Johnson thought about a moment back in California in February. The commander of the P-38 training unit approached him and gave him a choice. “You can stay here and train pilots, or you can go on to foreign duty. What do you want to do?”
Staying in Southern California meant more opportunities to see Barbara, maybe even find a way to get married despite Mrs. Hall’s continued objections. Barbara had just taken a fall at OHSU, breaking her shoulder. Gerald was worried about her. If he stayed, he almost certainly could have wangled a few days leave to get up and help take care of her.
“Foreign duty, sir,” Gerald answered without hesitation. Later, when his folks found out and his mom was upset at his decision, he wrote home and pointedly asked, “What would you have chosen, Dad? Yeah, thought so, too.”
To come all this way, only to be an observer, not a warrior? It felt like a kick to the groin. If the world wasn’t upside down enough, in the middle of a shortage of good aviators willing to fly and fight over a primeval jungle full of Japanese, crocodiles, and cannibal natives, two pilots who only wanted to battle the Japanese now faced bureaucratic bullshit to even get that opportunity.
They found an ally in the 49th Fighter Group’s deputy commander, Lt. Col. Robert Morrissey. He understood Wally and Gerald’s position and recognized an aggressive spirit in both of them that would fit right into the culture of the 9th Fighter Squadron.
He told them he would advocate to get them on the roster. But then he cautioned them as well. With no first lieutenant slots open, they would be ordinary wingmen.

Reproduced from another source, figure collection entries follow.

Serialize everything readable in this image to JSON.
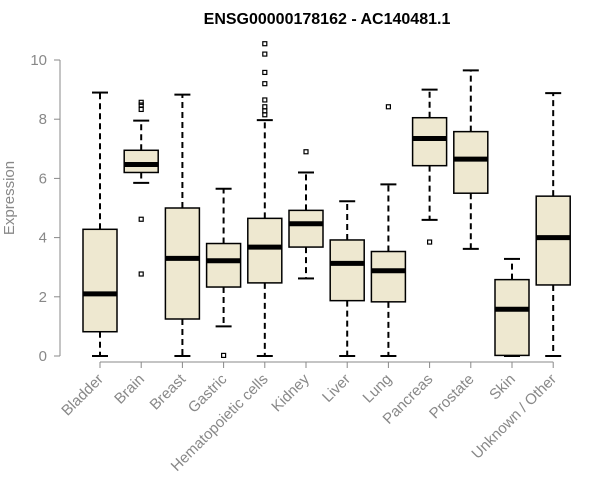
{
  "chart_data": {
    "type": "boxplot",
    "title": "ENSG00000178162 - AC140481.1",
    "xlabel": "",
    "ylabel": "Expression",
    "ylim": [
      0,
      10.6
    ],
    "yticks": [
      0,
      2,
      4,
      6,
      8,
      10
    ],
    "grid": false,
    "box_fill": "#EEE8D0",
    "categories": [
      "Bladder",
      "Brain",
      "Breast",
      "Gastric",
      "Hematopoietic cells",
      "Kidney",
      "Liver",
      "Lung",
      "Pancreas",
      "Prostate",
      "Skin",
      "Unknown / Other"
    ],
    "boxes": [
      {
        "label": "Bladder",
        "whisker_low": 0.0,
        "q1": 0.82,
        "median": 2.1,
        "q3": 4.28,
        "whisker_high": 8.9,
        "outliers": []
      },
      {
        "label": "Brain",
        "whisker_low": 5.85,
        "q1": 6.2,
        "median": 6.47,
        "q3": 6.95,
        "whisker_high": 7.95,
        "outliers": [
          2.77,
          4.62,
          8.33,
          8.48,
          8.57
        ]
      },
      {
        "label": "Breast",
        "whisker_low": 0.0,
        "q1": 1.25,
        "median": 3.3,
        "q3": 5.0,
        "whisker_high": 8.83,
        "outliers": []
      },
      {
        "label": "Gastric",
        "whisker_low": 1.0,
        "q1": 2.33,
        "median": 3.22,
        "q3": 3.8,
        "whisker_high": 5.65,
        "outliers": [
          0.02
        ]
      },
      {
        "label": "Hematopoietic cells",
        "whisker_low": 0.0,
        "q1": 2.47,
        "median": 3.68,
        "q3": 4.65,
        "whisker_high": 7.97,
        "outliers": [
          8.15,
          8.28,
          8.42,
          8.65,
          9.2,
          9.58,
          10.2,
          10.55
        ]
      },
      {
        "label": "Kidney",
        "whisker_low": 2.62,
        "q1": 3.68,
        "median": 4.47,
        "q3": 4.92,
        "whisker_high": 6.2,
        "outliers": [
          6.9
        ]
      },
      {
        "label": "Liver",
        "whisker_low": 0.0,
        "q1": 1.87,
        "median": 3.13,
        "q3": 3.92,
        "whisker_high": 5.23,
        "outliers": []
      },
      {
        "label": "Lung",
        "whisker_low": 0.0,
        "q1": 1.83,
        "median": 2.88,
        "q3": 3.53,
        "whisker_high": 5.8,
        "outliers": [
          8.42
        ]
      },
      {
        "label": "Pancreas",
        "whisker_low": 4.6,
        "q1": 6.43,
        "median": 7.35,
        "q3": 8.05,
        "whisker_high": 9.0,
        "outliers": [
          3.85
        ]
      },
      {
        "label": "Prostate",
        "whisker_low": 3.62,
        "q1": 5.5,
        "median": 6.65,
        "q3": 7.58,
        "whisker_high": 9.65,
        "outliers": []
      },
      {
        "label": "Skin",
        "whisker_low": 0.0,
        "q1": 0.02,
        "median": 1.58,
        "q3": 2.58,
        "whisker_high": 3.28,
        "outliers": []
      },
      {
        "label": "Unknown / Other",
        "whisker_low": 0.0,
        "q1": 2.4,
        "median": 4.0,
        "q3": 5.4,
        "whisker_high": 8.88,
        "outliers": []
      }
    ]
  }
}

They were not to expect to have their own element or flight. The combat pilots led regardless of rank. The new guys, blooded or not in a different theater, would have to prove themselves.
“Some of the guys may be a little resentful of you too. For every first looey that comes in, it means one less in the outfit’s going to get promoted. Don’t forget that.”
The orders went through a few days later. The next morning, the three pilots showed up to mandatory morning PT at Camp Muckley. They’d packed their bags and were ready to catch a flight to Moresby, only waiting for the transport order to come through.
The officers rotated leading the PT routines. It happened that this final morning, that duty fell to Gerald Johnson. It also happened that some of the worst of the base’s martinets turned out to participate that day. They’d occasionally show up and take part, perhaps to feel like they were showing the troops they would not expect them to do anything they would not do. It was supposed to be a morale builder, seeing them there. Instead, they usually nitpicked and made asses of themselves.
Johnson seized the opportunity. A physical specimen, his body hardened from years of outdoor adventures, he possessed rare endurance. He led the group in a wicked intense regimen. The others soon clued into what he was doing and pushed the pace. The REMF officers started to fail. Johnson ran them through the ringer and left them gasping and smoked. They staggered off, furious and humiliated, but unable to retaliate since none of the rank and file fell out.
Afterward, they caught a flight to Townsville, where they transferred their bags to an Aussie flying boat tasked with returning aircrew to New Guinea after their short rest leaves in Sydney. As they settled into a crowded passenger area in the hull, a dark-eyed, curly-haired American with a bag slung over one shoulder stepped through the hatch and sat down near them. When he set his bag down, it clinked, as if full of bottles.
He was unusually skinny, carried a pair of Colt .45 automatic pistols in shoulder holsters and a gigantic knife the size of a bayonet on his belt. He wore an Army Air Force blouse, mostly unbuttoned, Aussie shorts, boots, and captain’s bars. He looked like an emaciated pirate.
The man gave them a once-over, and they could almost see him mentally dismiss them as fucking new guys. Then he promptly closed his eyes and went to sleep.
Jordan and Gerald exchanged glances. Tommy regarded the men without expression. Finally, Gerald whispered to Wally, “Who the hell is that character?”
Another passenger overheard the question and answered, “That’s Captain Tice. He’s with the Flying Knights.”